If you’d like me to look at your CD player, feel free to get in touch!

9 thoughts on “Krell KAV-300cd CD Player Repair & Restoration”

    1. Hi Robert, thanks for your comment, though I’ve not found the lasers in Krell gear to fail prematurely. This laser is still performing well, no problems with it. Krell and other non-laser manufacturers buy in mechs and have little to no input into their engineering and electrical specs. Parameters such as optical power output and laser current are set by the laser manufacturer, in this case, Sony, in accordance with Redbook design specs, and baked into the design.

  1. Right Mike. I once asked my old friend Patrick why Krell’s lasers are so prone to failure even with the daunted old Phillips workhorses and he told me they run them at the highest voltages recommended by the manufacturers to eek out the best sound. My old Sony 707ES is still going. Knock on wood.

    1. Interesting, but we will have to agree to disagree on this, constant current power supplies that feed lasers mean that changing the supply voltages won’t have that effect. It will make everything run hotter though and this is correlated with laser and driver electronics lifespan, so there’s that. Yes, Sony gear is great, the older machines tend to be super-reliable, my CDP-X7ESD is going strong with routine maintenance, as is my XA-20ES.

        1. Thanks Robert, it’s hard to have a technical discussion here and I don’t have time for much more on this, but what you’ve written highlights my point and the need to understand some of the science.

          Again, for clarity: Laser current is factory-adjusted for a specified value which is set by designers of the laser diode itself. This should never be adjusted by someone without a laser power and/or current meter. Laser optical power reduces over time, increasing laser current merely speeds up the imminent failure of the laser diode and is really only done as a last resort, where another laser cannot be sourced.

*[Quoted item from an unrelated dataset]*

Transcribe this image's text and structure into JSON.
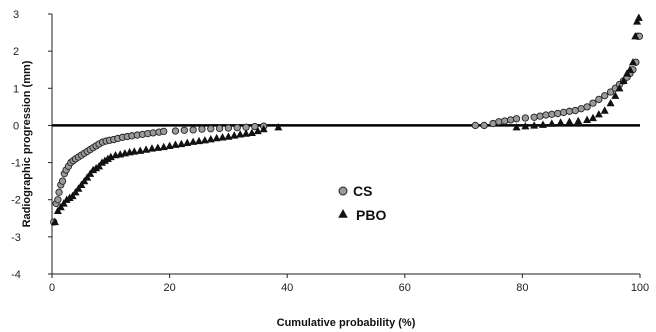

I don’t know if Ralph has the equipment needed to make these adjustments, but he mentions this and I’ve written about it.

          Note that what he describes is not a standard service procedure, some older machines excepted, or a valid method of repair. These adjustments are factory set and are generally not even changed by manufacturers who buy in the pre-adjusted modules and install them in their equipment.

          We would need to speak with Krell designers and engineers to better understand some of their CD player design decisions and that would be a fascinating conversation. I should probably write more about this topic at some point as there is considerable misunderstanding and misinformation around it, as with so many things in audio. Anyway, thanks for enjoying the article and for your comments.

          1. As you know Mike my old friend Patrick was once head of the repair dept at Krell. And he did tell me Krell always adjusted the laser diodes as high as possible. Which is why they need replacing more often.

            1. Yep, Patrick is a legend, Krell lost a valuable resource when he retired, super-helpful guy. Nevertheless, “adjusting the laser diodes as high as possible” makes no technical sense, won’t help a player read discs better as long as it already extracts all of the data and just isn’t something that would ever be done, so something has been lost in translation here. We’d need to speak with the designers, but from experience, most issues with Krell gear relate to thermal problems. I’ll close the discussion here but I appreciate your input.